The tools found included several earthenware anvils. A solid clay tube (10 cm. long, 1.8 cm. diam.) bearing a carved pattern of "spokes of a wheel" on one end was interpreted as possibly a stamp for impressing designs on pots. One pot from the site was caked on the inside with bright-red fired clay that was interpreted as slip. Some sprinkler pots from the site were coated with red slip. These components bear a thought-provoking resemblance to certain later earthenware lineages, including the stamp-decorated cooking pots painted with red slip recovered from the river near Ayutthaya (S2005.353–363). Slip plays a role in the red-fired and black-fired earthenware vessels still made at kilns in eastern Shan State. The age and origin of this production are uncertain. Red-slipped, burnished water bottles are also made in Mung Kung village near Chiang Mai by potters said to be descendants of Burmese immigrants (Katz 1991). Updraft kilns are used to fire the bottles either red or black.

Earthenware and stoneware

Vessels identified as originating from kilns in Twante in the Irrawaddy delta during the fifteenth and sixteenth centuries offer a curious bridge between the usually distinct repertories of earthenware and stoneware (Tsuda 2005). Records from the thirteenth century show that Twante was known then as a center for earthenware (Luce 1970, vol. 1, 20, n. 61), as it is today (Lefferts 1988). These vessels are shaped like earthenware pots, and their wide mouths, globular bodies, and round bases were formed using earthenware techniques, including the use of paddle and anvil. They were decorated with bands of stamped motifs on the shoulder. However, they were made with stoneware clay and fired to stoneware temperature, with an overall coating of green wood-ash glaze (Guy 1989, 9, fig. 9, pl. 1). These rare vessels offer important evidence for the close juxtaposition of the two ceramic traditions in some regions of Mainland Southeast Asia (attentive archaeology may reveal more) and raise the possibility that stoneware production was introduced to a site where earthenware production was already concentrated and well developed.

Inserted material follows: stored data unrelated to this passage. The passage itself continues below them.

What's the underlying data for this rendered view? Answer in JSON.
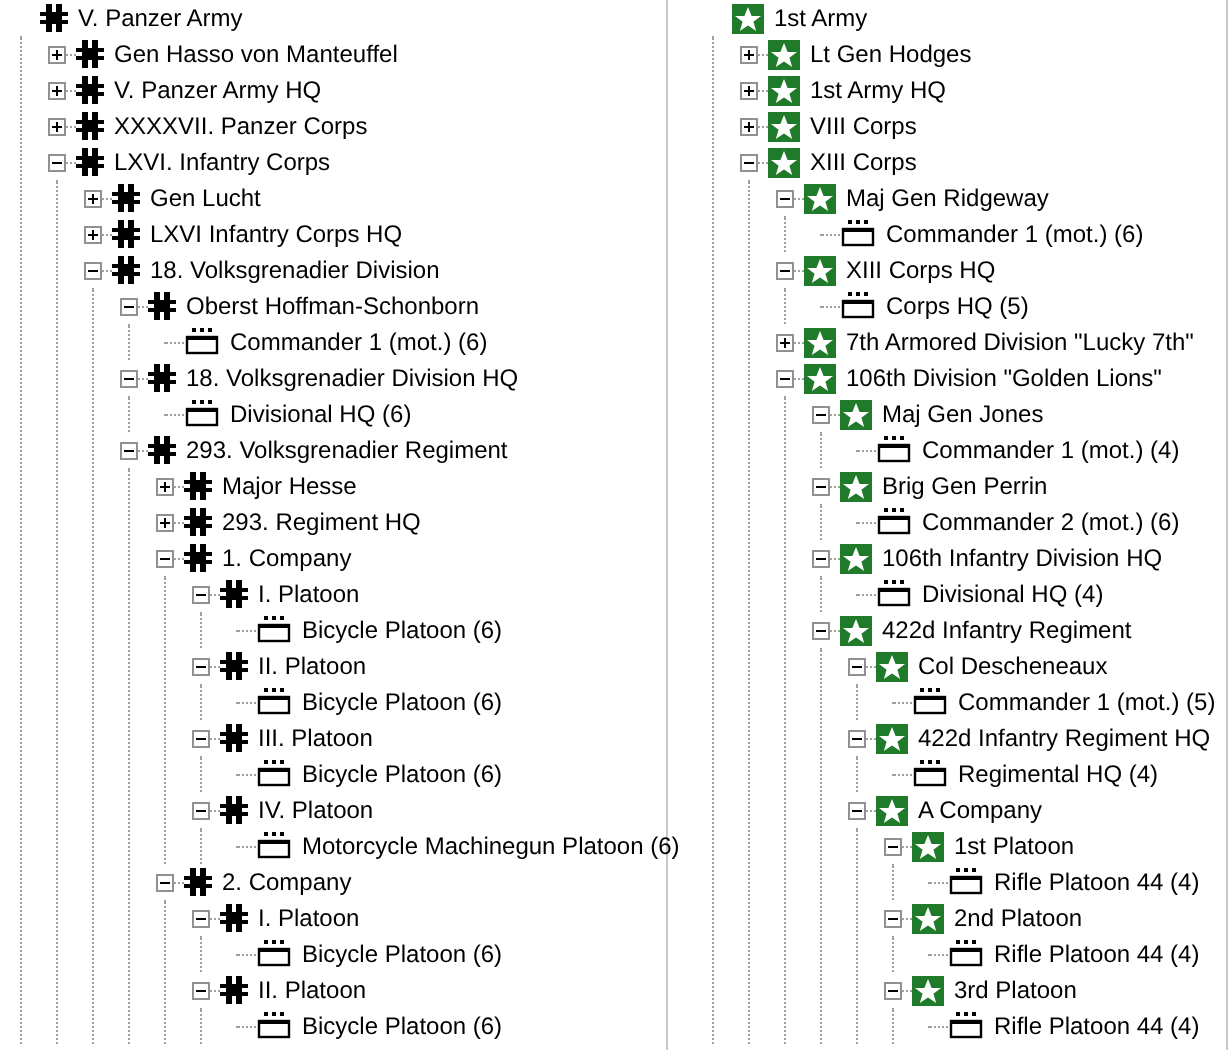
{
  "panes": [
    {
      "tree": {
        "label": "V. Panzer Army",
        "kind": "german",
        "children": [
          {
            "label": "Gen Hasso von Manteuffel",
            "kind": "german",
            "expanded": false
          },
          {
            "label": "V. Panzer Army HQ",
            "kind": "german",
            "expanded": false
          },
          {
            "label": "XXXXVII. Panzer Corps",
            "kind": "german",
            "expanded": false
          },
          {
            "label": "LXVI. Infantry Corps",
            "kind": "german",
            "expanded": true,
            "children": [
              {
                "label": "Gen Lucht",
                "kind": "german",
                "expanded": false
              },
              {
                "label": "LXVI Infantry Corps HQ",
                "kind": "german",
                "expanded": false
              },
              {
                "label": "18. Volksgrenadier Division",
                "kind": "german",
                "expanded": true,
                "children": [
                  {
                    "label": "Oberst Hoffman-Schonborn",
                    "kind": "german",
                    "expanded": true,
                    "children": [
                      {
                        "label": "Commander 1 (mot.) (6)",
                        "kind": "unit"
                      }
                    ]
                  },
                  {
                    "label": "18. Volksgrenadier Division HQ",
                    "kind": "german",
                    "expanded": true,
                    "children": [
                      {
                        "label": "Divisional HQ (6)",
                        "kind": "unit"
                      }
                    ]
                  },
                  {
                    "label": "293. Volksgrenadier Regiment",
                    "kind": "german",
                    "expanded": true,
                    "children": [
                      {
                        "label": "Major Hesse",
                        "kind": "german",
                        "expanded": false
                      },
                      {
                        "label": "293. Regiment HQ",
                        "kind": "german",
                        "expanded": false
                      },
                      {
                        "label": "1. Company",
                        "kind": "german",
                        "expanded": true,
                        "children": [
                          {
                            "label": "I. Platoon",
                            "kind": "german",
                            "expanded": true,
                            "children": [
                              {
                                "label": "Bicycle Platoon (6)",
                                "kind": "unit"
                              }
                            ]
                          },
                          {
                            "label": "II. Platoon",
                            "kind": "german",
                            "expanded": true,
                            "children": [
                              {
                                "label": "Bicycle Platoon (6)",
                                "kind": "unit"
                              }
                            ]
                          },
                          {
                            "label": "III. Platoon",
                            "kind": "german",
                            "expanded": true,
                            "children": [
                              {
                                "label": "Bicycle Platoon (6)",
                                "kind": "unit"
                              }
                            ]
                          },
                          {
                            "label": "IV. Platoon",
                            "kind": "german",
                            "expanded": true,
                            "children": [
                              {
                                "label": "Motorcycle Machinegun Platoon (6)",
                                "kind": "unit"
                              }
                            ]
                          }
                        ]
                      },
                      {
                        "label": "2. Company",
                        "kind": "german",
                        "expanded": true,
                        "children": [
                          {
                            "label": "I. Platoon",
                            "kind": "german",
                            "expanded": true,
                            "children": [
                              {
                                "label": "Bicycle Platoon (6)",
                                "kind": "unit"
                              }
                            ]
                          },
                          {
                            "label": "II. Platoon",
                            "kind": "german",
                            "expanded": true,
                            "children": [
                              {
                                "label": "Bicycle Platoon (6)",
                                "kind": "unit"
                              }
                            ]
                          }
                        ]
                      }
                    ]
                  }
                ]
              }
            ]
          }
        ]
      }
    },
    {
      "tree": {
        "label": "1st Army",
        "kind": "us",
        "children": [
          {
            "label": "Lt Gen Hodges",
            "kind": "us",
            "expanded": false
          },
          {
            "label": "1st Army HQ",
            "kind": "us",
            "expanded": false
          },
          {
            "label": "VIII Corps",
            "kind": "us",
            "expanded": false
          },
          {
            "label": "XIII Corps",
            "kind": "us",
            "expanded": true,
            "children": [
              {
                "label": "Maj Gen Ridgeway",
                "kind": "us",
                "expanded": true,
                "children": [
                  {
                    "label": "Commander 1 (mot.) (6)",
                    "kind": "unit"
                  }
                ]
              },
              {
                "label": "XIII Corps HQ",
                "kind": "us",
                "expanded": true,
                "children": [
                  {
                    "label": "Corps HQ (5)",
                    "kind": "unit"
                  }
                ]
              },
              {
                "label": "7th Armored Division \"Lucky 7th\"",
                "kind": "us",
                "expanded": false
              },
              {
                "label": "106th Division \"Golden Lions\"",
                "kind": "us",
                "expanded": true,
                "children": [
                  {
                    "label": "Maj Gen Jones",
                    "kind": "us",
                    "expanded": true,
                    "children": [
                      {
                        "label": "Commander 1 (mot.) (4)",
                        "kind": "unit"
                      }
                    ]
                  },
                  {
                    "label": "Brig Gen Perrin",
                    "kind": "us",
                    "expanded": true,
                    "children": [
                      {
                        "label": "Commander 2 (mot.) (6)",
                        "kind": "unit"
                      }
                    ]
                  },
                  {
                    "label": "106th Infantry Division HQ",
                    "kind": "us",
                    "expanded": true,
                    "children": [
                      {
                        "label": "Divisional HQ (4)",
                        "kind": "unit"
                      }
                    ]
                  },
                  {
                    "label": "422d Infantry Regiment",
                    "kind": "us",
                    "expanded": true,
                    "children": [
                      {
                        "label": "Col Descheneaux",
                        "kind": "us",
                        "expanded": true,
                        "children": [
                          {
                            "label": "Commander 1 (mot.) (5)",
                            "kind": "unit"
                          }
                        ]
                      },
                      {
                        "label": "422d Infantry Regiment HQ",
                        "kind": "us",
                        "expanded": true,
                        "children": [
                          {
                            "label": "Regimental HQ (4)",
                            "kind": "unit"
                          }
                        ]
                      },
                      {
                        "label": "A Company",
                        "kind": "us",
                        "expanded": true,
                        "children": [
                          {
                            "label": "1st Platoon",
                            "kind": "us",
                            "expanded": true,
                            "children": [
                              {
                                "label": "Rifle Platoon 44 (4)",
                                "kind": "unit"
                              }
                            ]
                          },
                          {
                            "label": "2nd Platoon",
                            "kind": "us",
                            "expanded": true,
                            "children": [
                              {
                                "label": "Rifle Platoon 44 (4)",
                                "kind": "unit"
                              }
                            ]
                          },
                          {
                            "label": "3rd Platoon",
                            "kind": "us",
                            "expanded": true,
                            "children": [
                              {
                                "label": "Rifle Platoon 44 (4)",
                                "kind": "unit"
                              }
                            ]
                          }
                        ]
                      }
                    ]
                  }
                ]
              }
            ]
          }
        ]
      }
    }
  ]
}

A source for the widely used stamped or rouletted motifs on mid-first-millennium earthenware ceramics in Mainland Southeast Asia has been proposed in Arikamedu on the Coromandel coast of southeastern India (Aung Thaw 1968; Begley 1988). At the same time, the pictorial stamps used on the shoulders of the glazed stoneware pots from Twante raise questions about cultural relationships between similar pictorial motifs stamped on Dvaravati earthenware from the Lopburi region and those on unglazed gray stoneware made at the Ban Bang Pun kilns.

Glazed earthenware

Glazed earthenware is a distinctive and long-standing product of kilns within Burma. The characteristic coating is a lead-silicate mixture opacified with tin and tinted with copper or iron oxide. Uncommon elsewhere in Southeast Asia, this glaze suggests a relationship to the tin-opacified lead glaze developed in West Asia in the ninth century (Di Crocco and Schulz 1985). Early surviving products give important evidence for both terminology and technology.

Glazed plaques on the basement level of the Nanda (Ananda) temple (circa 1105) in Pagan, representing deities in procession carrying auspicious objects, bear Old Mon glosses that give us one of the earliest records of the names of earthenware pots—at least those used in ceremonial settings (Shorto 1966; Luce 1970, vol. 1, 360–61; see also Sok Keo Sovannara 2008). Na dhup ("stupa-covered vessel") is a vessel (na, Old Mon) on a tall pedestal foot, either with a pyramidal lid or containing a stupa-shaped pile of offerings. Tron is a "jar" with a round base, straight walls, and an elaborate domed lid that seem to cover the rim of the vessel. Tron pumin corresponds to the Sanskrit purnaghata ("full jar") a ritual water pot. Tambay, or timbay, is a "pot" that seems to be represented on the plaques with a long neck and a stopper, similar to klas, or kalasa, which is a water pot.